Segment Anything without Supervision

XuDong Wang,Jingfeng Yang,Trevor Darrell
2024-06-29
Abstract:The Segmentation Anything Model (SAM) requires labor-intensive data labeling. We present Unsupervised SAM (UnSAM) for promptable and automatic whole-image segmentation that does not require human annotations. UnSAM utilizes a divide-and-conquer strategy to "discover" the hierarchical structure of visual scenes. We first leverage top-down clustering methods to partition an unlabeled image into instance/semantic level segments. For all pixels within a segment, a bottom-up clustering method is employed to iteratively merge them into larger groups, thereby forming a hierarchical structure. These unsupervised multi-granular masks are then utilized to supervise model training. Evaluated across seven popular datasets, UnSAM achieves competitive results with the supervised counterpart SAM, and surpasses the previous state-of-the-art in unsupervised segmentation by 11% in terms of AR. Moreover, we show that supervised SAM can also benefit from our self-supervised labels. By integrating our unsupervised pseudo masks into SA-1B's ground-truth masks and training UnSAM with only 1% of SA-1B, a lightly semi-supervised UnSAM can often segment entities overlooked by supervised SAM, exceeding SAM's AR by over 6.7% and AP by 3.9% on SA-1B.
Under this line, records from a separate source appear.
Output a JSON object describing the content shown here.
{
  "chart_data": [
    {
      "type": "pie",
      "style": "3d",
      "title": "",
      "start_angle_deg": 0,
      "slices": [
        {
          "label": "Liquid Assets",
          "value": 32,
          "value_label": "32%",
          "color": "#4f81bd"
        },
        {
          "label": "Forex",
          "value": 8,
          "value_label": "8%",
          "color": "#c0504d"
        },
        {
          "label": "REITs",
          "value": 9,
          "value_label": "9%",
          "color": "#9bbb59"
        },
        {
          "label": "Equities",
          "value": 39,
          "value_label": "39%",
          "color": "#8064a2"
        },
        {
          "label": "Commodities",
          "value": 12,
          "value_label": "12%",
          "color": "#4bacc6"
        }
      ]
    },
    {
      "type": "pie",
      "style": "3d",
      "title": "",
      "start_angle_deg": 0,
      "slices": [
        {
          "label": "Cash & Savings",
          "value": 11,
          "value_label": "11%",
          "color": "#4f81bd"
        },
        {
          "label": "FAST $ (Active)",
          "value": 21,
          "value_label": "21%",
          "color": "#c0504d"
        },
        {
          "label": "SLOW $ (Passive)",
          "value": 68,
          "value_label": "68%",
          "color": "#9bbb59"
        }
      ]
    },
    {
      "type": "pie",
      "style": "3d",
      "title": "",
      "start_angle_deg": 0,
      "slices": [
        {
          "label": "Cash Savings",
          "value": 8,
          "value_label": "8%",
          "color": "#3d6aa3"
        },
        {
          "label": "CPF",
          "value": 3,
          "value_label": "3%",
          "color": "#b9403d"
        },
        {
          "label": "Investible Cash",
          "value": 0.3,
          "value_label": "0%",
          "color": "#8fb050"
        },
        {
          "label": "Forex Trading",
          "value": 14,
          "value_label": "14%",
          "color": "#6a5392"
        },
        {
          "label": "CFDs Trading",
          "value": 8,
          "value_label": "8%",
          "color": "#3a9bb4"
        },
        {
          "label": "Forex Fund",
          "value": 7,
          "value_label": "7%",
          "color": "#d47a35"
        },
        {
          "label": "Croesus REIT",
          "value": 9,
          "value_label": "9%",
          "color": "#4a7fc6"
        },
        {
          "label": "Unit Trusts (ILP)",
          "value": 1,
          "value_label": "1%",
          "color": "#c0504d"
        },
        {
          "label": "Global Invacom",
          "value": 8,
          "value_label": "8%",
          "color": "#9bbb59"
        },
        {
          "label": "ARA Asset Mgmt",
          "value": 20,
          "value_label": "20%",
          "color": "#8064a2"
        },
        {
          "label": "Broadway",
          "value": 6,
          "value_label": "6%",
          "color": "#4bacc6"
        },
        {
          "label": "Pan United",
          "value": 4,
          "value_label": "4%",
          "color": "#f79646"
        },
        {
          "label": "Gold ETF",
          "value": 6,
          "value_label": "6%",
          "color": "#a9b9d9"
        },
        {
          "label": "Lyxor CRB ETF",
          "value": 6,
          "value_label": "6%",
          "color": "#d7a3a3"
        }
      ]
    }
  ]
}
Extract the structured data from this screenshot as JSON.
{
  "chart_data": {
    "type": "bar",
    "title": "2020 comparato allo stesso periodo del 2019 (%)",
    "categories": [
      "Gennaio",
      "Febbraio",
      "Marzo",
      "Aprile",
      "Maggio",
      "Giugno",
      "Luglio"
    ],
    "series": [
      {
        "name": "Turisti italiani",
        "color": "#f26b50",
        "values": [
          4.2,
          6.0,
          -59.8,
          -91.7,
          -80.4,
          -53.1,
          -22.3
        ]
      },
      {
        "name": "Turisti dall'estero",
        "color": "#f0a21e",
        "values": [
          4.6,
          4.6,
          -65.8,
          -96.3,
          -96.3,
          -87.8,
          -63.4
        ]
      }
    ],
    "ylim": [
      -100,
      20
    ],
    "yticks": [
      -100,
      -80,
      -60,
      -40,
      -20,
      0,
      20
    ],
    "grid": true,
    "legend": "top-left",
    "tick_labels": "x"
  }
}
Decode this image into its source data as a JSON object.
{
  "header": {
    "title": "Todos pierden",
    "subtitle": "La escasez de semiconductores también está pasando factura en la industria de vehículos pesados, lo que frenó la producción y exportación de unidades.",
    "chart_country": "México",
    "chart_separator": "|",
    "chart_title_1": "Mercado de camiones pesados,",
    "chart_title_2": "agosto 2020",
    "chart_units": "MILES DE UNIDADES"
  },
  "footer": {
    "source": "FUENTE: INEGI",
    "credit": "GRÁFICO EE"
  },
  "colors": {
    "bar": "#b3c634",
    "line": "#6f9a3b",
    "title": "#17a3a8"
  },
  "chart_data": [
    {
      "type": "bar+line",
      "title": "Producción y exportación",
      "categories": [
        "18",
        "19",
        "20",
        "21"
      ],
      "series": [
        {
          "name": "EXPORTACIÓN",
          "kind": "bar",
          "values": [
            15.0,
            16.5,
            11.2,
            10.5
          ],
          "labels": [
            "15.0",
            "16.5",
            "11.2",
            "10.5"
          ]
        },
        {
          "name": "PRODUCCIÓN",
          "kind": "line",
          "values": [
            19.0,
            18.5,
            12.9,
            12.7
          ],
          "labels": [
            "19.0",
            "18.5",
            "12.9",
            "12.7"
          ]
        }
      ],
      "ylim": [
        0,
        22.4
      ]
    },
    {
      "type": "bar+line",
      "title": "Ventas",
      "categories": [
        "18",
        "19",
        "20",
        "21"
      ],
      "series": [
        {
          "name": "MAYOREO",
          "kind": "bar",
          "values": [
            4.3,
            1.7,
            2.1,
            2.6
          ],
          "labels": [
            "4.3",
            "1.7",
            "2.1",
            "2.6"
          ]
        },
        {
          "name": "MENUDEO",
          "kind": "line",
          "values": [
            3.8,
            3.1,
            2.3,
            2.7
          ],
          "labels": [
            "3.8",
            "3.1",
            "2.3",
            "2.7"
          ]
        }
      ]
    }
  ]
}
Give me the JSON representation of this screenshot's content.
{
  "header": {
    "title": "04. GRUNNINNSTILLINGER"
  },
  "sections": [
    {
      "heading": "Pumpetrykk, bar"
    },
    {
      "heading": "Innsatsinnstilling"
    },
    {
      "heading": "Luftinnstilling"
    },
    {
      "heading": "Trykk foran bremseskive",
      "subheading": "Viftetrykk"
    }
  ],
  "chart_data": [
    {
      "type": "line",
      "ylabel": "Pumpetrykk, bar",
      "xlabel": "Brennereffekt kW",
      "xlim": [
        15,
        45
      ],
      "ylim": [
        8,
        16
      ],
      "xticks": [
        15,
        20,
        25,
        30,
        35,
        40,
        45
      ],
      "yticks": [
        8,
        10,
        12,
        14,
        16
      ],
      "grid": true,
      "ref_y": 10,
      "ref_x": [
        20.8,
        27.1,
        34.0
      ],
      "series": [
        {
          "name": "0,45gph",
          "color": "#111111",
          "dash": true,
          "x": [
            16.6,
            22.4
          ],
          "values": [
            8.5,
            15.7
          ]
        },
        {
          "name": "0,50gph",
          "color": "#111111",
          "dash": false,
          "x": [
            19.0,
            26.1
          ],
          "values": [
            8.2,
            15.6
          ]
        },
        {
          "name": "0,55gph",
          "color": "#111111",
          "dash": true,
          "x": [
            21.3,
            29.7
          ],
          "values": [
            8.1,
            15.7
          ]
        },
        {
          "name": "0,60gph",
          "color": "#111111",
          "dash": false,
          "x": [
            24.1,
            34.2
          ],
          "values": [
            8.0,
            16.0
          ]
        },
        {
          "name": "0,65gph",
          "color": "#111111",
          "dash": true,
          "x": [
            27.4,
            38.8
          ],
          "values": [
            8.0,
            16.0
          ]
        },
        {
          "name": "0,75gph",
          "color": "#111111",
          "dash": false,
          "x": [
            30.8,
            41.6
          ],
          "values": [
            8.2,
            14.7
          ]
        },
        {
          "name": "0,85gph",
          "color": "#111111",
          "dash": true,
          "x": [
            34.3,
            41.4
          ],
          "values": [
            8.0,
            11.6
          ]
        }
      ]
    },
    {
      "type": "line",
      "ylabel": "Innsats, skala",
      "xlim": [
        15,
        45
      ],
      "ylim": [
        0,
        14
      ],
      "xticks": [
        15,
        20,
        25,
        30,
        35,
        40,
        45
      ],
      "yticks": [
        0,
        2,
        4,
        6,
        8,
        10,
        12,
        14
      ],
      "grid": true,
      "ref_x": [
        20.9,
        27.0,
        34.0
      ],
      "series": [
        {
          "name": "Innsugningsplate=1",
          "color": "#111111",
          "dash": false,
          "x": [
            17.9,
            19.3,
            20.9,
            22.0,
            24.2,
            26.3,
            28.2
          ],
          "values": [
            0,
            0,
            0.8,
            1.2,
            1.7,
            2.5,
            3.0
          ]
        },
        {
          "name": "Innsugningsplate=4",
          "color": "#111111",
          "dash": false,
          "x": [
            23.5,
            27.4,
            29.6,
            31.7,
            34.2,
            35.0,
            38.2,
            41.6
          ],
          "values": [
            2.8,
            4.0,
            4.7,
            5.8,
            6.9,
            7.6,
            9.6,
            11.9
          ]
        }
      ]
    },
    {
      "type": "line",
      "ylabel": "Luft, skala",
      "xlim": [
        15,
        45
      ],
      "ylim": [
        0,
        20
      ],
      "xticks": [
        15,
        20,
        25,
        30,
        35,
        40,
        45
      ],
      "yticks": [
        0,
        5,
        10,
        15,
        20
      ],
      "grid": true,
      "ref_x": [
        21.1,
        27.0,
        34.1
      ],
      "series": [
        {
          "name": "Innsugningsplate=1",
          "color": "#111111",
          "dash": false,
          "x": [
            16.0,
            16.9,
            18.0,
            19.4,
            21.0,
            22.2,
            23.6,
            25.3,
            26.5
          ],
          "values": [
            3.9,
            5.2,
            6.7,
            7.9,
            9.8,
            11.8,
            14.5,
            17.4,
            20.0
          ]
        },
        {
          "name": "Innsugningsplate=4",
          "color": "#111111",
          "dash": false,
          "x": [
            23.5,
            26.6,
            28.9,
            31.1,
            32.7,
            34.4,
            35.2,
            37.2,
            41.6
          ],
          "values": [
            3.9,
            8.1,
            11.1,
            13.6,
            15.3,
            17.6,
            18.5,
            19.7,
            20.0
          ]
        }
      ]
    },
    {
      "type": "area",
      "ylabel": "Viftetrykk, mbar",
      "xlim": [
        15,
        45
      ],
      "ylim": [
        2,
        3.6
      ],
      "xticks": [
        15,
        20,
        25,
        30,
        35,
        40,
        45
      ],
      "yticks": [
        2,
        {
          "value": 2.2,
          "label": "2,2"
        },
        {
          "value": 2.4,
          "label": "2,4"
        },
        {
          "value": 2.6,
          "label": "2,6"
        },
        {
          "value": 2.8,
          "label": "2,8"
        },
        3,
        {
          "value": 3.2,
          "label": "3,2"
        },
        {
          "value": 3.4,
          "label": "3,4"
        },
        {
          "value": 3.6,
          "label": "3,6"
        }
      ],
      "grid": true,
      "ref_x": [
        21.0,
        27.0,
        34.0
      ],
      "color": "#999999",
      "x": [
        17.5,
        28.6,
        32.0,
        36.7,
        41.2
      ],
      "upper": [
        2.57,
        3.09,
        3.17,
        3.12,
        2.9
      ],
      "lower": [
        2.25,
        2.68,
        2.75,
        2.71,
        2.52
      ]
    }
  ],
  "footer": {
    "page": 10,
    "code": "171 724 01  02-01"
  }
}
Computer Vision and Pattern Recognition,Machine Learning
What problem does this paper attempt to address?
This paper mainly discusses how to perform image segmentation in an unsupervised manner, called "Unsupervised Segmentation of Any Object" (UnSAM). Traditional segmentation models require a large amount of manually labelled data, while UnSAM adopts a "divide and conquer" strategy without the need for manual annotation. Firstly, the unlabeled images are segmented into instance/semantic-level segments using a top-down clustering method. Then, within each segment, a bottom-up clustering method is iteratively applied to merge pixels and form a hierarchical structure. These unsupervised multi-scale masks are used to supervise model training. Evaluation on multiple popular datasets shows that UnSAM performs close to the supervised model SAM and improves the average recall (AR) by 11% in unsupervised segmentation. In addition, by combining the unsupervised masks of UnSAM with the annotated data of SA-1B, a mildly semi-supervised UnSAM is trained with only 1% of SA-1B data, which outperforms SAM in some cases with an increase of 6.7% in AR and 3.9% in average precision (AP). The paper also points out that human annotated data may have biases and may overlook small objects in images, while UnSAM is able to identify these overlooked objects. Through comparative experiments, UnSAM demonstrates superior performance in both unsupervised and semi-supervised scenarios, particularly in dealing with complex scenes and fine details.